An anecdote about a foreign tourist visiting the island of Ikaria (in the east Aegean) illustrates very well (if to an extreme), the relaxed attitude concerning time that some foreigners (at least from north Europe, north America, or Australia) often notice in Greeks.
The traveller in question was told to wait at a certain kafenio (Greek coffee house traditionally frequented by men) for the boat back to Athens, but arrived just a few minutes after the boat had departed. Noticing his distress, one of the old men who passed his mornings at the kafenio, and who spoke a little English, said to him: Don't worry! There will be another one in three days!!!
Though some Greeks are right on time for appointments (euphemistically referred to as English Time), many are not, and many don't like to plan things for an hour or even an exact day, wanting to leave things open, to allow for spontaneity.
Similarly, Greeks will often overestimate how long it will take to walk or drive to a certain destination, or how far away it is. It's always a good idea to multiply by two or three when given an estimate, especially by villagers, who live less by the clock than city folk. Greece is a country where half the populations still smokes, time or distance can occasionally be measured in the time it takes to smoke a cigarette or even two or three. To walk from here to there is three cigarettes.
Though the Oxford Dictionary of Modern Greek defines the Greek word 'mesimeri' as 'midday or noon', and 'apoyevma' as 'afternoon', foreign visitors to Greece will soon understand that both translations are misleading when applied to structure of the Greek day.
Though 'mesimeri' does mean quite literally 'midday', a typical morning work shift in both cities and villages (though the latter may be that of a 'self-employed' farmer, ends at around 2:30, and those with jobs in stores often work an evening shift from around 6:30 to 9:30 or 10 or later, the midday break for the meal and subsequent nap hence beginning sometime after 2:30, with many actually sitting down to the meal around 3 or 3:30 pm (or even later in hot weather).
'Apoyevma' means literally, 'After/from the meal' but the term is applied to the period following the large midday (2-3 pm)(mesimeri) break described above, which includes the nap after the meal.
Consequently, when Greeks says that they'll meet you ' to apoyevma' ('in the afternoon' if one follows the Oxford dictionary definition), that can mean anytime from 5 pm till as late as 9 pm, with 'evening' (vradhi in Greek) meaning maybe as late as 10 pm, and 'nikta' (night) meaning really the wee hours. Everything, that is to say, is pushed forward in relation to the 'Western' clock, though morning (pro-ee, in Greek, with accent on the second syllable), does indeed mean the same thing as it does in north Europe or North America, with very early morning expressed by (repeating the word twice for emphasis, hence 'pro-ee pro-ee'.
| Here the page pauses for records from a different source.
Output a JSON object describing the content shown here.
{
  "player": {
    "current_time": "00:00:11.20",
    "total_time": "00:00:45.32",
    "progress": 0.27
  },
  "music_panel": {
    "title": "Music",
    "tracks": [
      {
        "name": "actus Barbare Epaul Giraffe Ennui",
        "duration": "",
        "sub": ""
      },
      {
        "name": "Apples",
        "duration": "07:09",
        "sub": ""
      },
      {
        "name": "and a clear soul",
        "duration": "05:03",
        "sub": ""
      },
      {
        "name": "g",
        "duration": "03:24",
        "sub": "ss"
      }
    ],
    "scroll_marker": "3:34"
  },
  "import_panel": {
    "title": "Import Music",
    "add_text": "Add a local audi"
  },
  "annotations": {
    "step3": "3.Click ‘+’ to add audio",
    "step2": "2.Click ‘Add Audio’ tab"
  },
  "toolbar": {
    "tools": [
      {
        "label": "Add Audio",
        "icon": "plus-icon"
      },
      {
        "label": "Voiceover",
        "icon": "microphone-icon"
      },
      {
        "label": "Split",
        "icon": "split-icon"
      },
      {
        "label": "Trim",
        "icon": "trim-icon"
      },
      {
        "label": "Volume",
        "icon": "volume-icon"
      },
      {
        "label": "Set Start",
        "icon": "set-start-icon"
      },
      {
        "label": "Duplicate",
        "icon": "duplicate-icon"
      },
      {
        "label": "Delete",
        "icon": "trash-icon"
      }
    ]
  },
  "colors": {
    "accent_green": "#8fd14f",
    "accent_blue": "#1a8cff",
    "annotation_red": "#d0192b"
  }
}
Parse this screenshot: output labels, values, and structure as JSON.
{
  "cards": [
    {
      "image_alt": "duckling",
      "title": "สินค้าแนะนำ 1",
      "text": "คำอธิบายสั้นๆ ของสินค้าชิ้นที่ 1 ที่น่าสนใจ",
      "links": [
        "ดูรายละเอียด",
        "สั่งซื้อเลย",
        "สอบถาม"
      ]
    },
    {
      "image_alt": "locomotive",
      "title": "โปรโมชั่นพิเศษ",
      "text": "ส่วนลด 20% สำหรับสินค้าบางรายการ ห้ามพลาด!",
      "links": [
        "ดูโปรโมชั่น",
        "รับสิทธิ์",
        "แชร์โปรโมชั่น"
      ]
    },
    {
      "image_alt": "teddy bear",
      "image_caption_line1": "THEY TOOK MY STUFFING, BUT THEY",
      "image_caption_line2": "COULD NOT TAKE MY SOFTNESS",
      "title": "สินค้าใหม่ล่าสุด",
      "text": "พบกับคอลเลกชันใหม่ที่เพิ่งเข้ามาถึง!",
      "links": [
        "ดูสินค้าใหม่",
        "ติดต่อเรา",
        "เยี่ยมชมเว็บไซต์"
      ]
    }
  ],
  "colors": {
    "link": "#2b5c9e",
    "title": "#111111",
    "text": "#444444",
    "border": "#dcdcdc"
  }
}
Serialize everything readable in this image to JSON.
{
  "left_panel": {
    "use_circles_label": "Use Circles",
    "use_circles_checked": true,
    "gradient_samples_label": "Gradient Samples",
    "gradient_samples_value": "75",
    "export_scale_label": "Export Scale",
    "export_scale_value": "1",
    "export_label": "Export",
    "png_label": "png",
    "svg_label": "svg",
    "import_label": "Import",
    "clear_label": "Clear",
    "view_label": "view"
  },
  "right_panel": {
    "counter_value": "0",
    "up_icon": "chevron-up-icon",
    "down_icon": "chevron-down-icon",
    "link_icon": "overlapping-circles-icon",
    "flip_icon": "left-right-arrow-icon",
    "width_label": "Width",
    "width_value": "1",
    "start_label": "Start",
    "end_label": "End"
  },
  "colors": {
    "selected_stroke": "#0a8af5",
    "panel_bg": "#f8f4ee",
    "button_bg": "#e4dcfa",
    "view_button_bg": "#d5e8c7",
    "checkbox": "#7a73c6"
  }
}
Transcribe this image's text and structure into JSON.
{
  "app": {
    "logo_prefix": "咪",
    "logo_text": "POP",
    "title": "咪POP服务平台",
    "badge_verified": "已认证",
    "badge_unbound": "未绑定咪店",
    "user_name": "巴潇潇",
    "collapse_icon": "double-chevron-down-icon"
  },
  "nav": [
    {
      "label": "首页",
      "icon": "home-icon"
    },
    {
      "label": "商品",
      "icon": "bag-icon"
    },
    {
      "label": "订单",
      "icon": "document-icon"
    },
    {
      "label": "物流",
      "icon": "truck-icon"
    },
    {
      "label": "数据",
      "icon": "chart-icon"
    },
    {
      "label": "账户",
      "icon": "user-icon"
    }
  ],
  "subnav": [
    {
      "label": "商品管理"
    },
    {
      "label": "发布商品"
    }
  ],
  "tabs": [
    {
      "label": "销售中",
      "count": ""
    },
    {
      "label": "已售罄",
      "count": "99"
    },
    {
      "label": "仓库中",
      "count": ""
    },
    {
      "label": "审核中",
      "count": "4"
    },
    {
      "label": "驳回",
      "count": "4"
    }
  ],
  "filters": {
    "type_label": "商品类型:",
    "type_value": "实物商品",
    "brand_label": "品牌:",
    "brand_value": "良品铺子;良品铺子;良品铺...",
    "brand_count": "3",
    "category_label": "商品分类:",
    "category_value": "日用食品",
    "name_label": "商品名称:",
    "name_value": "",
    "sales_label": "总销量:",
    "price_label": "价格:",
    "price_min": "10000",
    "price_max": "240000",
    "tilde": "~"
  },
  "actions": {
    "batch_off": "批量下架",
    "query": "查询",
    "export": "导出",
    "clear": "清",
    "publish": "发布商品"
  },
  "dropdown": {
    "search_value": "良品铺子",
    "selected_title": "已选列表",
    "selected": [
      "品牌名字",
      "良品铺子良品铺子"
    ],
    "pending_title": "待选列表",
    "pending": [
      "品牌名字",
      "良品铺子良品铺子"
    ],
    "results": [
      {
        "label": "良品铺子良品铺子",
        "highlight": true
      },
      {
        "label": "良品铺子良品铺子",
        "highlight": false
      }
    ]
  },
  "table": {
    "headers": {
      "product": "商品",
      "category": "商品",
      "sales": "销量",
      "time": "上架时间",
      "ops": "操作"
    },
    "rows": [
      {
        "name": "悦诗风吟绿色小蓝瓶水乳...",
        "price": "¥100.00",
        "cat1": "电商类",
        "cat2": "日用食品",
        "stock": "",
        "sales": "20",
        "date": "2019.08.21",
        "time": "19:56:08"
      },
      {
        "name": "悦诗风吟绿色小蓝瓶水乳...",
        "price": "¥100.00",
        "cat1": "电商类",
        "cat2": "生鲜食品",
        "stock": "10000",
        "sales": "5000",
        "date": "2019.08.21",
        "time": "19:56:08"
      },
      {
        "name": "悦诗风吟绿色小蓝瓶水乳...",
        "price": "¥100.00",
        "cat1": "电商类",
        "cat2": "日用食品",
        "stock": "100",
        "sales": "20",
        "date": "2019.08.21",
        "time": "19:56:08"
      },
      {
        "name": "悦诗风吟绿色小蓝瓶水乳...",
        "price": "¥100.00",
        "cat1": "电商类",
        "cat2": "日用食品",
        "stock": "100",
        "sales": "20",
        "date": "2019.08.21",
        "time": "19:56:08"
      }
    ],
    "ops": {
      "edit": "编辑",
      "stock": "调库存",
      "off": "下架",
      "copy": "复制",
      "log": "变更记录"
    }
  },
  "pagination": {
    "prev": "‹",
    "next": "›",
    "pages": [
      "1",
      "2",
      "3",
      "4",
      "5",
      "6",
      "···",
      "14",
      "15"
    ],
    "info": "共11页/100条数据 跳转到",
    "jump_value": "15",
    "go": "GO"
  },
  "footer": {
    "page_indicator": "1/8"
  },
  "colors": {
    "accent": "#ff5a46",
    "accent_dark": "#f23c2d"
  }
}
It is not only considered very bad manners in Greece to make noise during the period from around 2 to 5 pm (and especially after 3 pm), but there is a law against it (though broken sometimes by those doing construction or using rototillers, because work is often excused if the workers have no other time to do that work). This is less so and rarely enforced in the city of Athens much to the chagrin of many lovsl residents. In theory it is quiet time. Siesta time!
So if a visitor to Greece is staying in a rooms complex that is near the houses of local Greeks, it is not appropriate to sit outside talking loudly and playing a radio or live music at that time.
The same need for quiet holds for those renting apartments in Greek towns or cities. During the hot summer months the midday meal and nap may get pushed forward until it cools off a little, with the meal even as late as 4 pm, and the nap to 5 pm or so. Few rules are 'set in stone' in Greece, but to be on the safe side, in the heat of summer, one should be aware that many Greeks are still napping until maybe 6:30.
Many visitors to Greece learn to do as the Greeks do, and find that this way of patterning one's day makes perfect sense, given the climate.